The Target Cuthbert Blvd made an incredible $500 gift card donation to the CHOP PACT team on behalf of Shane’s Future Days. Thank you for supporting the PACT families and issuing these gift cards in Shane’s name❤️
We had an incredible holiday gift drive season for 2018. None of this would be possible without all of you. Thank you for your support and remembering our sweet Shane.
Merry Christmas and Happy New Year you you and yours!
Love,
Paul, Michele, Chase, Ella, Shane and Will

The 21st is almost here and I wanted to pause and say THANK YOU to those who helped Shane’s Future Days brighten families affected by childhood cancer this holiday season.
-Our CHOP PACT team gift card drive and Holiday Gift Drive
Not only were we able to donate over $500 in gift cards,
we also helped a couple families through the PACT team
with all their holiday gifts
*Thank you to Kimberly Parker Cox, Bethany Parker,
Samantha Kane, Hope Anne Marie, Helene Metzgar, Roxanne Mayoros-Blasy and many more not on FB.
**A special thank you to the Falcone (Liz Rauch) family for buying gifts for specific members of our PACT families.
-Thank you to Wicked Cool Toys for your proceeds donation from your amazing 1st annual Santa’s Workshop event! We truly appreciate your efforts in putting on an outstanding event and supporting our families this holiday season.
-Four years ago, we moved in the middle of the most difficult part of our lives. It was crazy, overwhelming and before the move actually happened, we had no idea what our future held with Shane. We went into it before our trip to Boston.

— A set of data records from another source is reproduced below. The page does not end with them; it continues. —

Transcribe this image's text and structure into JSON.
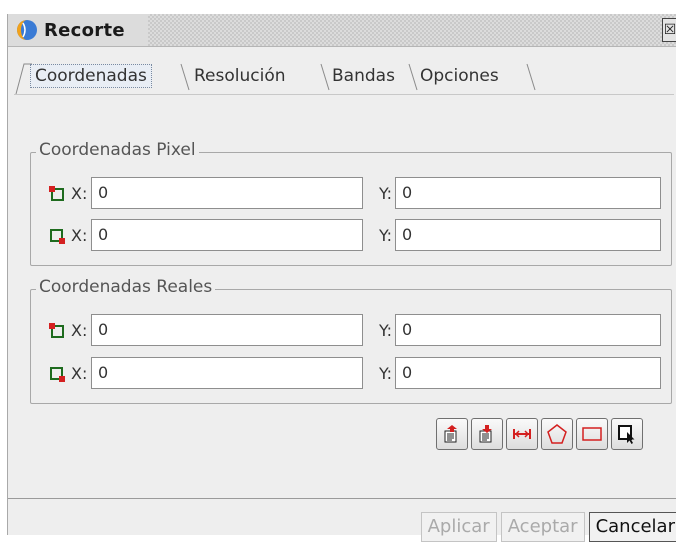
{
  "window": {
    "title": "Recorte",
    "close_glyph": "☒"
  },
  "tabs": [
    {
      "label": "Coordenadas",
      "active": true
    },
    {
      "label": "Resolución"
    },
    {
      "label": "Bandas"
    },
    {
      "label": "Opciones"
    }
  ],
  "pixel_group": {
    "legend": "Coordenadas Pixel",
    "rows": [
      {
        "icon": "upper-left-corner-icon",
        "x_label": "X:",
        "x_value": "0",
        "y_label": "Y:",
        "y_value": "0"
      },
      {
        "icon": "lower-right-corner-icon",
        "x_label": "X:",
        "x_value": "0",
        "y_label": "Y:",
        "y_value": "0"
      }
    ]
  },
  "real_group": {
    "legend": "Coordenadas Reales",
    "rows": [
      {
        "icon": "upper-left-corner-icon",
        "x_label": "X:",
        "x_value": "0",
        "y_label": "Y:",
        "y_value": "0"
      },
      {
        "icon": "lower-right-corner-icon",
        "x_label": "X:",
        "x_value": "0",
        "y_label": "Y:",
        "y_value": "0"
      }
    ]
  },
  "toolbar": [
    "load-coordinates-icon",
    "save-coordinates-icon",
    "full-extent-icon",
    "polygon-select-icon",
    "rectangle-select-icon",
    "pointer-select-icon"
  ],
  "buttons": {
    "apply": "Aplicar",
    "accept": "Aceptar",
    "cancel": "Cancelar"
  },
  "colors": {
    "accent_red": "#d42020",
    "icon_green": "#1e6b1e",
    "window_bg": "#eeeeee"
  }
}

We closed on 12/6/14 and that night Shane wound up at CHOP’s ER. We were quarantined for almost a week since he had RSV. We moved in 12/19/14 and on 12/22/14 I was back at CHOP with Shane for treatment. We came home on Christmas Eve. Somehow, every child’s room was set up as well as most of the house, along with 3 Christmas trees up and fully decorated.
It was a whirlwind with so much anxiety about the future. Our main goal was to get Shane into his new house and for him to live and enjoy it.